- Ghoghardiha Location in Bihar, India
- Coordinates: 26°17′00″N 86°28′00″E﻿ / ﻿26.2833°N 86.4667°E
- Country: India
- State: Bihar
- District: Madhubani

Population (2011)
- • Total: 157,224

Languages
- • Official: Maithili, Hindi
- Time zone: UTC+5:30 (IST)
- Postal code: 847402
- Telephone code: 06277
- ISO 3166 code: IN-BR

= Ghoghardiha =

Ghoghardiha is a city and a notified area in Darbhanga division, Madhubani district in the state of Bihar, India. Ghoghardiha is also a Railway Station which connects Saharsa to Laheria Sarai via Nirmali, Jhanjharpur, Lohana and Sakri.
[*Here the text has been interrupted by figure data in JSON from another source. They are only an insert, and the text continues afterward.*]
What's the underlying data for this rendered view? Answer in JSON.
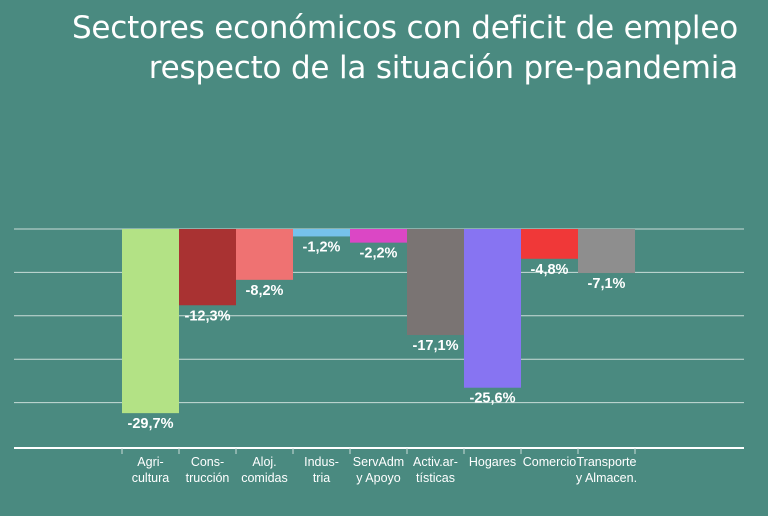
{
  "title_lines": [
    "Sectores económicos con deficit de empleo",
    "respecto de la situación pre-pandemia"
  ],
  "chart_data": {
    "type": "bar",
    "title": "Sectores económicos con deficit de empleo respecto de la situación pre-pandemia",
    "categories": [
      [
        "Agri-",
        "cultura"
      ],
      [
        "Cons-",
        "trucción"
      ],
      [
        "Aloj.",
        "comidas"
      ],
      [
        "Indus-",
        "tria"
      ],
      [
        "ServAdm",
        "y Apoyo"
      ],
      [
        "Activ.ar-",
        "tísticas"
      ],
      [
        "Hogares"
      ],
      [
        "Comercio"
      ],
      [
        "Transporte",
        "y Almacen."
      ]
    ],
    "values": [
      -29.7,
      -12.3,
      -8.2,
      -1.2,
      -2.2,
      -17.1,
      -25.6,
      -4.8,
      -7.1
    ],
    "value_labels": [
      "-29,7%",
      "-12,3%",
      "-8,2%",
      "-1,2%",
      "-2,2%",
      "-17,1%",
      "-25,6%",
      "-4,8%",
      "-7,1%"
    ],
    "colors": [
      "#b3e285",
      "#a93232",
      "#ef7272",
      "#76c2ec",
      "#db47c5",
      "#7a7473",
      "#8774f2",
      "#f03838",
      "#8e8e8e"
    ],
    "ylim": [
      -35,
      0
    ],
    "grid": true,
    "axis_color": "#ffffff",
    "grid_color": "#c9dcd8"
  }
}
The old name of this village was Gau-ghaddi (cow home). Later became Ghoghardiha.

==Demographics==
At the 2011 India census, Ghoghardiha had a population of 157,224 (80,796 males and 76,428 females.

==Air Transport==

Darbhanga Airport is the nearest airport around 73 km away in India and Rajbiraj Airport is the nearest airport roughly 59 km away in Nepal and can be accessed by Kunauli border. One can easily take erickshaw from border to Airport. Shree Airlines operates daily flights between Rajbiraj and Kathmandu
The flight will cost roughly Rs 1,800 INR.